Generally, despite the claims of market experts on the value of regular shorting and speculations that naked short selling might also have a place in stock trading, the beginning of 2021 might have heralded big changes in the way the stock market works with the power of mass online organization becoming evident. Only time will tell if dr. Susanne Trimbah is right and that the possibly coming total ban on naked shorting will lead us to a more perfect world.

Naked Short FAQs

  • Is Shorting Stock Illegal?

    Regular short-selling whereby you borrow shares and then sell them is legal. On the other hand, naked short selling in which you sell stocks you neither own, have borrowed, or are certain you can borrow is illegal and is a form of fraud.

  • Can I Short Stocks I Own?

    If you short stocks you own you are doing a so-called short sell against the box. You do this by selling your shares without actually closing your long position—usually to avoid triggering a tax event. For this reason, the practice has been strictly regulated and is no longer considered a valid way to defer taxes.

  • Why are Short Sellers Hated?

    Since short sellers are at the same time not universally despised and hated by a wide variety of people it is hard to tell the exact reason. Many people cite their general discomfort with profiting from failures of others—which is how short selling achieves returns—or just how akin to gambling it appears. Elon Musk, for example, hates them because he sees them as value destroyers.

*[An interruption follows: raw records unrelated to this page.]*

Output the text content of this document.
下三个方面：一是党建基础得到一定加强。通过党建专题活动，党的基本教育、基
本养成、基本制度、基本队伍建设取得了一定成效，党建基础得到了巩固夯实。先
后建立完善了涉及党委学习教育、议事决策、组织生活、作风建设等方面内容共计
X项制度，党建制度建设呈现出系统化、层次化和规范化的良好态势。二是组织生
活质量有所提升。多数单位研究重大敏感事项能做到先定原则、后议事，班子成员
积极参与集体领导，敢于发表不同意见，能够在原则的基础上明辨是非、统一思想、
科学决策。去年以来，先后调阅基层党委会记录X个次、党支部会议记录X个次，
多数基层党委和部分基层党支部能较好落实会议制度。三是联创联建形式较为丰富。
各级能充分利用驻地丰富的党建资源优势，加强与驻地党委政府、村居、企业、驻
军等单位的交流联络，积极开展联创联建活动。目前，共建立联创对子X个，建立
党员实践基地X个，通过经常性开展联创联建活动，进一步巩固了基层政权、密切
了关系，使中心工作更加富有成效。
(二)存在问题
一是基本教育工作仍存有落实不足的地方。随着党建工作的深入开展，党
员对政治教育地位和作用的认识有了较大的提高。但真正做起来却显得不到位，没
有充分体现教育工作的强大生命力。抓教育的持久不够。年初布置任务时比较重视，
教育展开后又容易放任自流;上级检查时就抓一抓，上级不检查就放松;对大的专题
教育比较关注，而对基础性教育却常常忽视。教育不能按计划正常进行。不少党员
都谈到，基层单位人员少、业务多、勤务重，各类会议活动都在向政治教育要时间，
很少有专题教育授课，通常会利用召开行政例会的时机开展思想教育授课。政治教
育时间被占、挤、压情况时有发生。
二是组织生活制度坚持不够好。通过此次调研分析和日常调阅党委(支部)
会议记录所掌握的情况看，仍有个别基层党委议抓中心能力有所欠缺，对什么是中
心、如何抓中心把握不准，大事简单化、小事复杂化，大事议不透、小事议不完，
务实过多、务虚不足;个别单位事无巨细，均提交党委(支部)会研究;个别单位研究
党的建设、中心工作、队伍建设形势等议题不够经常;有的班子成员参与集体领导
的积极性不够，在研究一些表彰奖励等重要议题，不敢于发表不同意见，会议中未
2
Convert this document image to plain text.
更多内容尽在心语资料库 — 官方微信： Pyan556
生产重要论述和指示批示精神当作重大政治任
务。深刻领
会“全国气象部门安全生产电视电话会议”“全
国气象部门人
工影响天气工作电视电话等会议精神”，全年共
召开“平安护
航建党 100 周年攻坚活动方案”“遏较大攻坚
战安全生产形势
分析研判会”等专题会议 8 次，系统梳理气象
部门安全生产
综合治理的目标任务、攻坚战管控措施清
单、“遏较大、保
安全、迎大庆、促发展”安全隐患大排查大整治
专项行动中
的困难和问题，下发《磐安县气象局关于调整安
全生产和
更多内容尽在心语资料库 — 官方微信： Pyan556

  • Does Warren Buffett Short Stocks?

    When he was starting, Warren Buffett did short stocks. However, he has since stopped with this practice citing both that attempting to short carries far more risks than holding a long position, and that he doesn’t believe that any short he could do could be big enough to have a true impact on the value of his conglomerate.

  • How Can I Tell if a Stock is Being Shorted?

    While you can’t reliably tell if a stock is being shorted at any time, exchanges release data on shorting every third Monday of a month. In the future, it might be even easier to find out which stocks are being shorted as there are indications that the SEC will require more transparency on this practice. 

  • What are Phantom Shares?

    In a nutshell, phantom shares are shares that don’t exist only on paper. They are usually created when a naked short sale is in the failed to deliver state. This is because the buyer has these shares when it comes to the transaction documentation but the seller neither has them nor the ability to deliver them.

    Generally, phantom shares disappear if the transaction is successfully closed—the seller gets a hold of them and transfers them to the buyer. However, it is possible that they persist and cause problems both in the form of cancellations and diluting the value of existing shares.